A bipartisan group of six senators asked USDA Secretary Tom Vilsack this week to review the floor price for raw milk.
"Our domestic food supply is being severely challenged by this year's prolonged drought," the Senators' letter said.
"Since June, the cost of corn and other components of feed have risen dramatically,' the letter continued, "Corn reserves have plummeted to a 15-year low. As we face this climate crisis, a consideration of the effects on milk prices would seem to be in order."
Almost 1,600 counties in 32 states have been declared drought disaster areas, decreasing grain yields across the U.S.
"At a time when farmers' costs are soaring because of the high price of grain, I am glad that we have bipartisan support for hard-pressed dairy farmers in this letter to Secretary Vilsack," Sen. Bernie Sanders, I-Vt., said. "The letter demands that he investigate whether farmers can continue to stay in business at the milk price floor now set by the federal government," he added.

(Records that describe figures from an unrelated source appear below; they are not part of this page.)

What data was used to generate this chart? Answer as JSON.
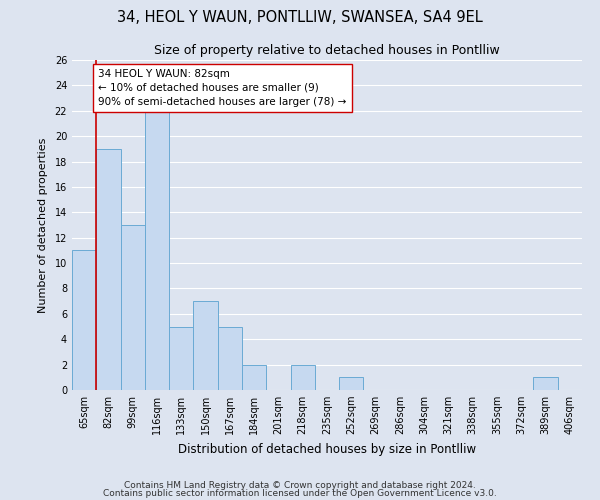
{
  "title": "34, HEOL Y WAUN, PONTLLIW, SWANSEA, SA4 9EL",
  "subtitle": "Size of property relative to detached houses in Pontlliw",
  "xlabel": "Distribution of detached houses by size in Pontlliw",
  "ylabel": "Number of detached properties",
  "footnote1": "Contains HM Land Registry data © Crown copyright and database right 2024.",
  "footnote2": "Contains public sector information licensed under the Open Government Licence v3.0.",
  "bin_labels": [
    "65sqm",
    "82sqm",
    "99sqm",
    "116sqm",
    "133sqm",
    "150sqm",
    "167sqm",
    "184sqm",
    "201sqm",
    "218sqm",
    "235sqm",
    "252sqm",
    "269sqm",
    "286sqm",
    "304sqm",
    "321sqm",
    "338sqm",
    "355sqm",
    "372sqm",
    "389sqm",
    "406sqm"
  ],
  "bar_values": [
    11,
    19,
    13,
    22,
    5,
    7,
    5,
    2,
    0,
    2,
    0,
    1,
    0,
    0,
    0,
    0,
    0,
    0,
    0,
    1,
    0
  ],
  "bar_color": "#c6d9f0",
  "bar_edge_color": "#6aaad4",
  "highlight_line_color": "#cc0000",
  "annotation_box_text": "34 HEOL Y WAUN: 82sqm\n← 10% of detached houses are smaller (9)\n90% of semi-detached houses are larger (78) →",
  "annotation_box_edge_color": "#cc0000",
  "annotation_box_facecolor": "white",
  "ylim": [
    0,
    26
  ],
  "ytick_step": 2,
  "background_color": "#dde4f0",
  "plot_background_color": "#dde4f0",
  "grid_color": "white",
  "title_fontsize": 10.5,
  "subtitle_fontsize": 9,
  "ylabel_fontsize": 8,
  "xlabel_fontsize": 8.5,
  "tick_fontsize": 7,
  "annotation_fontsize": 7.5,
  "footnote_fontsize": 6.5
}
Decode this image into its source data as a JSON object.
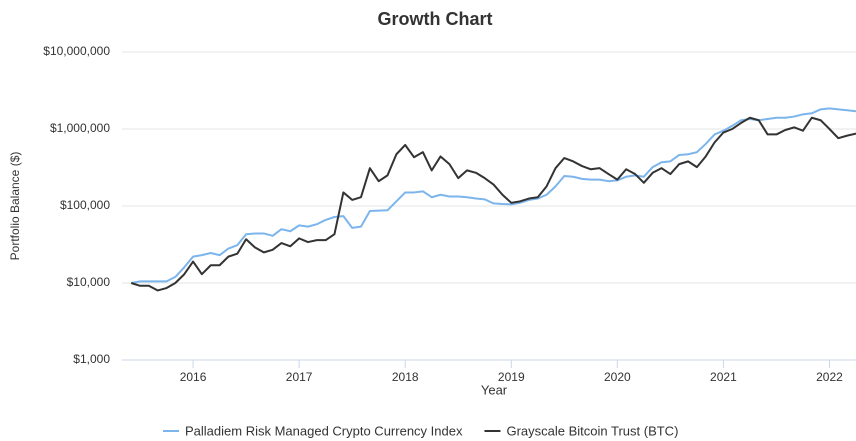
{
  "chart_data": {
    "type": "line",
    "title": "Growth Chart",
    "x_label": "Year",
    "y_label": "Portfolio Balance ($)",
    "log_y": true,
    "grid": true,
    "legend": "bottom",
    "xlim": [
      2015.33,
      2022.25
    ],
    "xticks": [
      2016,
      2017,
      2018,
      2019,
      2020,
      2021,
      2022
    ],
    "ylim": [
      1000,
      10000000
    ],
    "yticks": [
      {
        "value": 1000,
        "label": "$1,000"
      },
      {
        "value": 10000,
        "label": "$10,000"
      },
      {
        "value": 100000,
        "label": "$100,000"
      },
      {
        "value": 1000000,
        "label": "$1,000,000"
      },
      {
        "value": 10000000,
        "label": "$10,000,000"
      }
    ],
    "x": [
      2015.417,
      2015.5,
      2015.583,
      2015.667,
      2015.75,
      2015.833,
      2015.917,
      2016,
      2016.083,
      2016.167,
      2016.25,
      2016.333,
      2016.417,
      2016.5,
      2016.583,
      2016.667,
      2016.75,
      2016.833,
      2016.917,
      2017,
      2017.083,
      2017.167,
      2017.25,
      2017.333,
      2017.417,
      2017.5,
      2017.583,
      2017.667,
      2017.75,
      2017.833,
      2017.917,
      2018,
      2018.083,
      2018.167,
      2018.25,
      2018.333,
      2018.417,
      2018.5,
      2018.583,
      2018.667,
      2018.75,
      2018.833,
      2018.917,
      2019,
      2019.083,
      2019.167,
      2019.25,
      2019.333,
      2019.417,
      2019.5,
      2019.583,
      2019.667,
      2019.75,
      2019.833,
      2019.917,
      2020,
      2020.083,
      2020.167,
      2020.25,
      2020.333,
      2020.417,
      2020.5,
      2020.583,
      2020.667,
      2020.75,
      2020.833,
      2020.917,
      2021,
      2021.083,
      2021.167,
      2021.25,
      2021.333,
      2021.417,
      2021.5,
      2021.583,
      2021.667,
      2021.75,
      2021.833,
      2021.917,
      2022,
      2022.083,
      2022.167,
      2022.25
    ],
    "series": [
      {
        "name": "Palladiem Risk Managed Crypto Currency Index",
        "color": "#7cb5ec",
        "values": [
          10000,
          10500,
          10500,
          10500,
          10500,
          12000,
          16000,
          22000,
          23000,
          24500,
          23000,
          28000,
          31000,
          43000,
          44000,
          44000,
          41000,
          50000,
          47000,
          56000,
          54000,
          58000,
          66000,
          72000,
          74000,
          52000,
          54000,
          86000,
          87000,
          88000,
          115000,
          150000,
          150000,
          155000,
          130000,
          140000,
          133000,
          133000,
          130000,
          125000,
          122000,
          108000,
          106000,
          105000,
          110000,
          120000,
          125000,
          140000,
          180000,
          245000,
          240000,
          225000,
          220000,
          220000,
          210000,
          215000,
          240000,
          250000,
          240000,
          320000,
          370000,
          380000,
          460000,
          470000,
          500000,
          640000,
          850000,
          950000,
          1100000,
          1300000,
          1350000,
          1300000,
          1350000,
          1400000,
          1400000,
          1450000,
          1550000,
          1600000,
          1800000,
          1850000,
          1800000,
          1750000,
          1700000
        ]
      },
      {
        "name": "Grayscale Bitcoin Trust (BTC)",
        "color": "#333333",
        "values": [
          10000,
          9200,
          9200,
          8000,
          8600,
          10000,
          13000,
          19000,
          13000,
          17000,
          17000,
          22000,
          24000,
          37000,
          29000,
          25000,
          27000,
          33000,
          30000,
          38000,
          34000,
          36000,
          36000,
          43000,
          150000,
          120000,
          130000,
          310000,
          210000,
          250000,
          470000,
          620000,
          430000,
          500000,
          290000,
          440000,
          350000,
          230000,
          290000,
          270000,
          230000,
          190000,
          140000,
          110000,
          115000,
          125000,
          130000,
          180000,
          310000,
          420000,
          380000,
          330000,
          300000,
          310000,
          260000,
          220000,
          300000,
          260000,
          200000,
          270000,
          310000,
          260000,
          350000,
          380000,
          320000,
          440000,
          670000,
          900000,
          1000000,
          1200000,
          1400000,
          1300000,
          850000,
          850000,
          970000,
          1050000,
          950000,
          1400000,
          1300000,
          1000000,
          760000,
          820000,
          870000
        ]
      }
    ]
  }
}
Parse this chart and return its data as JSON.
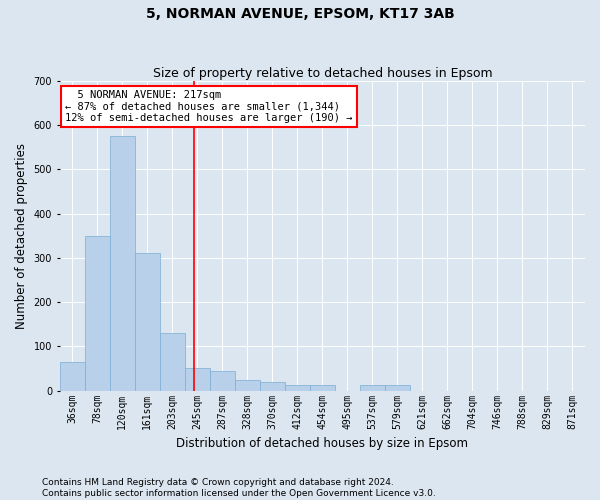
{
  "title1": "5, NORMAN AVENUE, EPSOM, KT17 3AB",
  "title2": "Size of property relative to detached houses in Epsom",
  "xlabel": "Distribution of detached houses by size in Epsom",
  "ylabel": "Number of detached properties",
  "footnote": "Contains HM Land Registry data © Crown copyright and database right 2024.\nContains public sector information licensed under the Open Government Licence v3.0.",
  "bin_labels": [
    "36sqm",
    "78sqm",
    "120sqm",
    "161sqm",
    "203sqm",
    "245sqm",
    "287sqm",
    "328sqm",
    "370sqm",
    "412sqm",
    "454sqm",
    "495sqm",
    "537sqm",
    "579sqm",
    "621sqm",
    "662sqm",
    "704sqm",
    "746sqm",
    "788sqm",
    "829sqm",
    "871sqm"
  ],
  "bar_values": [
    65,
    350,
    575,
    310,
    130,
    50,
    45,
    25,
    20,
    13,
    13,
    0,
    13,
    13,
    0,
    0,
    0,
    0,
    0,
    0,
    0
  ],
  "bar_color": "#b8d0ea",
  "bar_edge_color": "#7aaed4",
  "vline_x": 4.85,
  "vline_color": "red",
  "annotation_text": "  5 NORMAN AVENUE: 217sqm\n← 87% of detached houses are smaller (1,344)\n12% of semi-detached houses are larger (190) →",
  "annotation_box_color": "white",
  "annotation_box_edgecolor": "red",
  "ylim": [
    0,
    700
  ],
  "yticks": [
    0,
    100,
    200,
    300,
    400,
    500,
    600,
    700
  ],
  "bg_color": "#dce6f0",
  "plot_bg_color": "#dce6f0",
  "grid_color": "white",
  "title1_fontsize": 10,
  "title2_fontsize": 9,
  "xlabel_fontsize": 8.5,
  "ylabel_fontsize": 8.5,
  "tick_fontsize": 7,
  "footnote_fontsize": 6.5,
  "annotation_fontsize": 7.5
}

Federal milk marketing orders are administered by the USDA Agriculture Marketing Service. The orders establish minimum pricing rules in 10 regions throughout the United States (except in California) for the sale of raw fluid-grade (Grade A) milk from the producer to the processor or manufacturer.
The program sets monthly minimum prices that the milk handlers must pay. The prices that producers actually receive may be higher, depending on market conditions.
The letter was submitted by Sens. Sanders, Olympia Snowe, R-Maine, Susan Collins, R-Maine, Charles Schumer, D-N.Y., Kirsten Gillibrand, D-N.Y. and Al Franken, D-Minn.